While Trussell says the judge handling Neuhaus' appeal is impartial, he adds it's "impossible to say" whether or not the appeal will be successful. (They expect a decision some time next year, Neuhaus said.)

However, not everyone is rooting for the same outcome.

If the court rules in Neuhaus' favor, it will be a “travesty,” Cheryl Sullenger said. The senior policy adviser for the anti-abortion group Operation Rescue -- which relocated to Kansas in 2002 to shut down Tiller's clinic -- began the long process to deprive Neuhaus of her license by filing a complaint in 2006.

Speaking on the phone to HuffPost last week, she called Neuhaus a “quack” and “a danger to the public.”

“I can’t understand how anyone would think she’s even competent enough to put a bandaid on someone,” Sullenger said. "There's some indication that she didn't even speak to the women [she provided the consultations for]."

Yet critics of the state's actions against Neuhaus have pointed out that Sullenger is a convicted felon who served time in a federal prison for her role in an attempted bombing of a San Diego abortion clinic in 1988. (Sullenger’s name and a phone number were also reportedly seen on the dashboard of the car belonging to Scott Roeder, who murdered Tiller in 2009.)

If Neuhaus gets her license back, it will help allow her to participate in more clinical studies in her research job at the University of Kansas Medical Center's Department of Family Medicine.

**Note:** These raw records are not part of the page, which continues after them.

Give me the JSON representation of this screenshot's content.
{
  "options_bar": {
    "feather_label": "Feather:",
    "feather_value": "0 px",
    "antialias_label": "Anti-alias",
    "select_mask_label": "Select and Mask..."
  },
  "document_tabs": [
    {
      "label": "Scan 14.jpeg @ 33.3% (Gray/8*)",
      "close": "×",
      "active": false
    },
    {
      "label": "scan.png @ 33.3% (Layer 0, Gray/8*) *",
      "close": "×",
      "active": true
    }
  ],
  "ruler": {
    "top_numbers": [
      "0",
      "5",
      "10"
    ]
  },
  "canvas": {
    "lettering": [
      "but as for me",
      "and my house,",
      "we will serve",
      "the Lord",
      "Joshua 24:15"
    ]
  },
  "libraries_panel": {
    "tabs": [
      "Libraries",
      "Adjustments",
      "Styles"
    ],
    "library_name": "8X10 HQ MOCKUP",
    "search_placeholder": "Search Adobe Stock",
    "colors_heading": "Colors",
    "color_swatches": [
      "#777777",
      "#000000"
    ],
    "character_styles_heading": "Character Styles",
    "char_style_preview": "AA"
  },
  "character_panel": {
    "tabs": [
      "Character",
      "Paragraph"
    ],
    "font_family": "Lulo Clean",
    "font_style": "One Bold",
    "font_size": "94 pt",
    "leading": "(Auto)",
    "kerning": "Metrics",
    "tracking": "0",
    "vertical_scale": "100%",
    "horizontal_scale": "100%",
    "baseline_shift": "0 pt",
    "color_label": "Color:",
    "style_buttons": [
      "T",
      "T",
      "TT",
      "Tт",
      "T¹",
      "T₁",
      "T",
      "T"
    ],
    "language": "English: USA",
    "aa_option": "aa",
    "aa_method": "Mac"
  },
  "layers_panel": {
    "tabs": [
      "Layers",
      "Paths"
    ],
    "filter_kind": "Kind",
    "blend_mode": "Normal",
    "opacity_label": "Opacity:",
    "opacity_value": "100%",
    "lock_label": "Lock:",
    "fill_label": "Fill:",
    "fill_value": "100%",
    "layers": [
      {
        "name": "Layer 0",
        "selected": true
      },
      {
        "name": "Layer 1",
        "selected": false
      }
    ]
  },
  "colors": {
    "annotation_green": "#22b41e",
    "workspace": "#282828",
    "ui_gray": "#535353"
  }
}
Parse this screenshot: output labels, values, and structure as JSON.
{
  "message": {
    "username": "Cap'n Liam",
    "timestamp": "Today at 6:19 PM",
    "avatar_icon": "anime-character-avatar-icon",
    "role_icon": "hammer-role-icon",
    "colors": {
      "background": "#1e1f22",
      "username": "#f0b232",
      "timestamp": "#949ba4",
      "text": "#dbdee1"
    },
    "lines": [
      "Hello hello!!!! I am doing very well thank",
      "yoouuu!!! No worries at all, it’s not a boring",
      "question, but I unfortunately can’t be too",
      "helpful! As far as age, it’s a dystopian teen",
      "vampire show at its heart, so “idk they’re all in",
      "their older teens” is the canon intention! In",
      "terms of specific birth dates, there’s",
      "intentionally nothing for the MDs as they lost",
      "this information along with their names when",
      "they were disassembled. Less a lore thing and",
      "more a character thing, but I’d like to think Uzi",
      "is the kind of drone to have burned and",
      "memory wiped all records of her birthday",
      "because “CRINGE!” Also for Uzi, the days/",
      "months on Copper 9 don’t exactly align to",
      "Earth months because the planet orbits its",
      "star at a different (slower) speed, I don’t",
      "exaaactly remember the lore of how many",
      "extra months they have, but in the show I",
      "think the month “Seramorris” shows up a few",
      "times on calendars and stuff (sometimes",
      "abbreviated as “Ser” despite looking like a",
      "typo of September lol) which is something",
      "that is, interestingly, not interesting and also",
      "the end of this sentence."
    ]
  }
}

But she "definitely" would not use it to go back to work providing abortion care for women.

“I've had enough,” she said. "If I had to do it again, I wouldn't do it without an army."

"I feel that people have a responsibility to stand up for their own rights at some point. And if you don’t stand up for your rights you will lose them," she added. "We’re seeing that everywhere. You can’t expect people to keep martyring themselves.”